前は見ることがかなわなかったオルネッラの顔立ちをここにきてよく見ることができた。

この2ヶ月、魔法のコントロール力を鑑みてオルネッラにかける魔法をメディコのクラーレにお願いしていた。
その時も立ち会いはしたけど、近くに行かなかったのもあり、私にとってこれが事実上、はっきり初めてのお目通りということになる。
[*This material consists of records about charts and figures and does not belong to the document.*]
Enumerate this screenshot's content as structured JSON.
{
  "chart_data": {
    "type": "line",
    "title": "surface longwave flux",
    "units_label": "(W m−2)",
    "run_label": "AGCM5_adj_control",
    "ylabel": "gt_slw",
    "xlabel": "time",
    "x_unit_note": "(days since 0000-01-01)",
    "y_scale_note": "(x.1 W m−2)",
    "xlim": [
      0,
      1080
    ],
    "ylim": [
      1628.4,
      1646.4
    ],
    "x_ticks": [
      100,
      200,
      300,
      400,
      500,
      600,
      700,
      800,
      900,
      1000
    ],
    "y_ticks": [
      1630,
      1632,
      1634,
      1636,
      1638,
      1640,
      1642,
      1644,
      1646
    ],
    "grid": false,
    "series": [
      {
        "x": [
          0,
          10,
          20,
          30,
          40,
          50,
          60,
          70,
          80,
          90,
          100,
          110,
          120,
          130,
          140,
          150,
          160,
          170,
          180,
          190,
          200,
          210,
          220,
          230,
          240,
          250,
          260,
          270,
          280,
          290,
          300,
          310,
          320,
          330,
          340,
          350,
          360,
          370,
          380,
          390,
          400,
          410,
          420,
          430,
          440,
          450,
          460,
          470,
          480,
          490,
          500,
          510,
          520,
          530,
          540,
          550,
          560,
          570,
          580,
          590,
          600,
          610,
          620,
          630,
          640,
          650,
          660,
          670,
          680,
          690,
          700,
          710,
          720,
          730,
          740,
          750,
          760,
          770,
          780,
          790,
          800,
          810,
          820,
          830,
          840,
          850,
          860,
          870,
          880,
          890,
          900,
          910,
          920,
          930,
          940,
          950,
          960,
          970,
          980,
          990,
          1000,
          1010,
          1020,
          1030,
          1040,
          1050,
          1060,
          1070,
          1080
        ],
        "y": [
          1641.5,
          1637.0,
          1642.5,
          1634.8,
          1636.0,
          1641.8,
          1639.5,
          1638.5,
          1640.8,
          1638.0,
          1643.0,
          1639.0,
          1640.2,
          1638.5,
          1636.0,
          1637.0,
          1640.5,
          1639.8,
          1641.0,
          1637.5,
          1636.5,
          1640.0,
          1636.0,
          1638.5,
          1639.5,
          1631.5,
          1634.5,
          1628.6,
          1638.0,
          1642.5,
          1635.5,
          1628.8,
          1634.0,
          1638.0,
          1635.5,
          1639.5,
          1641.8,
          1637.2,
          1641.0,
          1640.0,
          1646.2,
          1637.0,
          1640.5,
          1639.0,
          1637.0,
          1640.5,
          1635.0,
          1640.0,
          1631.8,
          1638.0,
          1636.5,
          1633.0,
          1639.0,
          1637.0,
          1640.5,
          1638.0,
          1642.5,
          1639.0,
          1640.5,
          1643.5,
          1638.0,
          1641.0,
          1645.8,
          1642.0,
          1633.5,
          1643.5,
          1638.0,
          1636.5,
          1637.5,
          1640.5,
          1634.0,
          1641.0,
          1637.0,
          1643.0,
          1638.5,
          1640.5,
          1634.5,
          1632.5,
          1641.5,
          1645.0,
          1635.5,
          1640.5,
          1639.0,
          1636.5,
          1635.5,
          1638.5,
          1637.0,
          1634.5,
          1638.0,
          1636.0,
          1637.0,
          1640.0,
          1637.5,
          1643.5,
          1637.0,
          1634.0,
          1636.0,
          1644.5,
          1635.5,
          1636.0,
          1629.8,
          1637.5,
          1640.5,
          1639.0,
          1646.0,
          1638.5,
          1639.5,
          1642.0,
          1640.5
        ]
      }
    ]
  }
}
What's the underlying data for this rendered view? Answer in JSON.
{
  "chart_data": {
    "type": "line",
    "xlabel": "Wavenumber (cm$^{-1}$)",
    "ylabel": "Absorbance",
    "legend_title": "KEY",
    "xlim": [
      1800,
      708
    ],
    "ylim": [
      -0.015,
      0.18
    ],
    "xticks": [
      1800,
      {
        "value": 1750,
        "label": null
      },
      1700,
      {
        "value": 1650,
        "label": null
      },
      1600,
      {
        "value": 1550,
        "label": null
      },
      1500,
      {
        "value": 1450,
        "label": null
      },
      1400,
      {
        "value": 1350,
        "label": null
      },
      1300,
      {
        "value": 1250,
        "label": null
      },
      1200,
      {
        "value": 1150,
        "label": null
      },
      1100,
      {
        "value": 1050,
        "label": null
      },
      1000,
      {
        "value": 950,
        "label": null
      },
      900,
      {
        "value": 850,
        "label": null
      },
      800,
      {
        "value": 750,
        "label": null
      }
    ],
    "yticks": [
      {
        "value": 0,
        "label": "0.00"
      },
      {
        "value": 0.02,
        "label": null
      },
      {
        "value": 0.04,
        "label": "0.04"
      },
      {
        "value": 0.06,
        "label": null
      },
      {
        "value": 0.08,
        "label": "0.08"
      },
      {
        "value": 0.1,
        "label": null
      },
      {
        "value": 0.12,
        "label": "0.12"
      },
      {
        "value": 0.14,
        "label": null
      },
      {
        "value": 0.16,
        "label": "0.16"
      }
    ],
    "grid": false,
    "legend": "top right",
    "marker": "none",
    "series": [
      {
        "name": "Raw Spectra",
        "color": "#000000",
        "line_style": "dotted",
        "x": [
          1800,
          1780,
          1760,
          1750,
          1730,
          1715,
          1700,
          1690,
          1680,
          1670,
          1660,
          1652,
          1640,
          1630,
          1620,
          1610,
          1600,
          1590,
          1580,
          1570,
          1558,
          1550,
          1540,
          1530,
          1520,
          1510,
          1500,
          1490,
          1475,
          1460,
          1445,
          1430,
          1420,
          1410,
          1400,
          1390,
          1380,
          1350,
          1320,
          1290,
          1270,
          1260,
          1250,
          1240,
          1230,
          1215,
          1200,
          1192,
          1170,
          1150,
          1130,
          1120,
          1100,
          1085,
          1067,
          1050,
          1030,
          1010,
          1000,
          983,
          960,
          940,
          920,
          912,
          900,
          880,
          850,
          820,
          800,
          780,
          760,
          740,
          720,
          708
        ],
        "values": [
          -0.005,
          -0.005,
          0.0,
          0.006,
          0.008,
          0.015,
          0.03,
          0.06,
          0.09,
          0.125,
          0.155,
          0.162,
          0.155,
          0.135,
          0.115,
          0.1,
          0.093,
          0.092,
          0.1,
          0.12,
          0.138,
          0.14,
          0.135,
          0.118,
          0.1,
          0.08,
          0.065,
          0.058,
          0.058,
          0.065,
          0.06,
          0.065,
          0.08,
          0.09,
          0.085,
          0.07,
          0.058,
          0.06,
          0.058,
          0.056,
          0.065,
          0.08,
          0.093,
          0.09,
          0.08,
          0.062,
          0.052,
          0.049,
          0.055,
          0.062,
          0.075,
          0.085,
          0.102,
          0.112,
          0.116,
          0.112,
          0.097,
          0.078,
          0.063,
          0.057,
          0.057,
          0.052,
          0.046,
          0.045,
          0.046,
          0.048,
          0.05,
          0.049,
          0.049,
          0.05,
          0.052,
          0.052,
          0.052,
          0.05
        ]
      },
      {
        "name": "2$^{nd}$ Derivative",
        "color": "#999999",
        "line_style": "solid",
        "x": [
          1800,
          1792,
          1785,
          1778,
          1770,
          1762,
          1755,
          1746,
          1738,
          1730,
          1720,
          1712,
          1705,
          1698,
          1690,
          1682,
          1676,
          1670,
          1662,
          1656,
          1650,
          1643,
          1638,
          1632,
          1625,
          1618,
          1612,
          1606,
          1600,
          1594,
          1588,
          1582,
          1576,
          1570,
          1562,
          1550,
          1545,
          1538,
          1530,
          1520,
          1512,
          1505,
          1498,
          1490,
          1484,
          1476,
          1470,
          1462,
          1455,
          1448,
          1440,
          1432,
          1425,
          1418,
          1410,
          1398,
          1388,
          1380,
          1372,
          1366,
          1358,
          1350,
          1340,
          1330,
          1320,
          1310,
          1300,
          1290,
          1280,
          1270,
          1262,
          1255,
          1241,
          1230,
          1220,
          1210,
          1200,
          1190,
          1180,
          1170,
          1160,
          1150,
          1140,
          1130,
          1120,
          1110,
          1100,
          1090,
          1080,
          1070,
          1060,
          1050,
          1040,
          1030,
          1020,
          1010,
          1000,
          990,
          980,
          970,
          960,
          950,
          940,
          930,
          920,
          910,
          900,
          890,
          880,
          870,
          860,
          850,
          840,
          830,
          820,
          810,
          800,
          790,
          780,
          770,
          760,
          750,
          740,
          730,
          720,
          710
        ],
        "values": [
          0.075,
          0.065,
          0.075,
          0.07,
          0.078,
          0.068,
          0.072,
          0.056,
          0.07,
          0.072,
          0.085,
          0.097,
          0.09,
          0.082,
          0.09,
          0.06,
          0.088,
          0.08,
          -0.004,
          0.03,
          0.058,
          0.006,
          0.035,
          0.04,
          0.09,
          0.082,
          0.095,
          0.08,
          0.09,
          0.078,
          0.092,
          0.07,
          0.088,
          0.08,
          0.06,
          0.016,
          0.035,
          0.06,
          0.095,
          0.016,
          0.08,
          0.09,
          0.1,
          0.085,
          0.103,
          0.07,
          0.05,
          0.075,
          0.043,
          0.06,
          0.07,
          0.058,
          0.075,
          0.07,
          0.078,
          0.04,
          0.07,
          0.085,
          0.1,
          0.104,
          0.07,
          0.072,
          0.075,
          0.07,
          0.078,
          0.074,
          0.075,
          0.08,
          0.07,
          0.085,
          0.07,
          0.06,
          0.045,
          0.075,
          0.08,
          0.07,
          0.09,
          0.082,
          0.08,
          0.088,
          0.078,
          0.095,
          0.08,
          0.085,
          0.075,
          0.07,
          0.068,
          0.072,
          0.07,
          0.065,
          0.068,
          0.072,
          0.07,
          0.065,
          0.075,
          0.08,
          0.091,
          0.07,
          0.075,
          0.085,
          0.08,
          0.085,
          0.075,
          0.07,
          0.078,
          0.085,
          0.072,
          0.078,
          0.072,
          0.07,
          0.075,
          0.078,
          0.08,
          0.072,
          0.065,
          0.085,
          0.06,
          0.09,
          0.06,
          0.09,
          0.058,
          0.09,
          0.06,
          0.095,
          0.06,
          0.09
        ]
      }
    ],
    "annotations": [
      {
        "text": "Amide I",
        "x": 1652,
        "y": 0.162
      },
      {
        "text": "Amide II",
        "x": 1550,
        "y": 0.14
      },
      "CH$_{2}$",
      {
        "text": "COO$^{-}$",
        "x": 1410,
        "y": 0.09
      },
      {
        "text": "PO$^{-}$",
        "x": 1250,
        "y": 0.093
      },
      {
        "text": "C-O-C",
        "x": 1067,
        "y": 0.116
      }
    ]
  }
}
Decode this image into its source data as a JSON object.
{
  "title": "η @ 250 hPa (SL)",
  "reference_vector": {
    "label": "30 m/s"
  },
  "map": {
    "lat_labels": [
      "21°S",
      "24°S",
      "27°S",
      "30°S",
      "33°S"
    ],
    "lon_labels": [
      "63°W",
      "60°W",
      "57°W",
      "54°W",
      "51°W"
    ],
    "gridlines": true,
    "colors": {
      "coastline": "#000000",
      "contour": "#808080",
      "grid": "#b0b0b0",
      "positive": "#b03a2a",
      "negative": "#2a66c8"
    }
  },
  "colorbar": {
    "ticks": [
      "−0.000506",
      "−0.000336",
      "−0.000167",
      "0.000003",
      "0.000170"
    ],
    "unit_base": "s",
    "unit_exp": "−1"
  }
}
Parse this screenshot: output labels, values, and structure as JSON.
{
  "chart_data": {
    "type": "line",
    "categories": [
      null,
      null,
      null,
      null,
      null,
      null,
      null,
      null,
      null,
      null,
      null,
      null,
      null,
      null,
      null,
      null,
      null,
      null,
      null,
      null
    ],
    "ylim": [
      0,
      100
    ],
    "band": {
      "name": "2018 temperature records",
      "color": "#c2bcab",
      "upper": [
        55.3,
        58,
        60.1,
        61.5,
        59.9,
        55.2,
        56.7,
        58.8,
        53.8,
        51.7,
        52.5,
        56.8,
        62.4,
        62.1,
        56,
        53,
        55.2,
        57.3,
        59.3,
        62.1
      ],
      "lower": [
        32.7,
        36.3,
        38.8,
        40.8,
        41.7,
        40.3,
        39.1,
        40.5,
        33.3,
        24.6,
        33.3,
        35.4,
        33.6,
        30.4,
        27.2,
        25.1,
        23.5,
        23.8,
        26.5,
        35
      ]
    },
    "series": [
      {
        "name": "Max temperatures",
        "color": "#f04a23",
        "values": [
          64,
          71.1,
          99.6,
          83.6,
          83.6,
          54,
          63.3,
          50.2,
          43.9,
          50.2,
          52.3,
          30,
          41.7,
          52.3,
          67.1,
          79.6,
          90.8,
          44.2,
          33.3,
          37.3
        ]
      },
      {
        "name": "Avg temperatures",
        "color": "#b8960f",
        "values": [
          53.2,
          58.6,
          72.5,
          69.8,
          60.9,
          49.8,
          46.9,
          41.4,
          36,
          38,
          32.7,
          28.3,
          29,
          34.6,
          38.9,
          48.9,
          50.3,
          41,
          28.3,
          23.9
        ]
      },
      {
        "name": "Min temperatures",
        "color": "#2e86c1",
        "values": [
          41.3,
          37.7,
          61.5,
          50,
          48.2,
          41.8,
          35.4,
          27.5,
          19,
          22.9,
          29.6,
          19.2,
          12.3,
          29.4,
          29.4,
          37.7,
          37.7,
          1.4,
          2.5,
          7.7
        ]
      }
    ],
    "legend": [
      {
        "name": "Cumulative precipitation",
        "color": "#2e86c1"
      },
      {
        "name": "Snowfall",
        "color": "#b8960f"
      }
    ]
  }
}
「チアキ、姉にかけている治癒の魔法には肉体の時を止める効果も付随しています」
「!?」

なんだその複雑そうなのは。
待て、時を止めているということは、10年老いていない…今のオリアーナと同じ年齢ということ?
確かに目が覚めれば10年前のオルネッラなのだから、肉体だけ時が進んでいても、中身と外見が相違する。
加え、そのまま時を止めているなら、筋肉が衰えて目覚めた後リハビリが必要になる事もなくなるのでは…後で複製本をよく読んでみよう。

「お花ありがとうございます」
「いや」

花瓶に活けた花をオルネッラの枕元のサイドテーブルに置く。
ひらりと花びらが1つ落ちてオルネッラの頬にとまった。
うわ、花びら添えるだけで美人度増すわ。
花びらを回収しようと手を伸ばし、ほんの少し指先が彼女に触れた。
その時。

「………っ」
「?」

真っ暗だ真っ暗。停電か何かで?

「……?……!」
「?」

音が遠い。暗い中、視界がぼんやりしている。

「………い、」
「?」
「…おい!どうした!?」
「……わあイケメェン」

急なブラックアウト。
そんなの初めての経験だったし、イケメンがこんな至近距離にあるのも初めての経験だった。
もうどっちに驚けばいいのやら。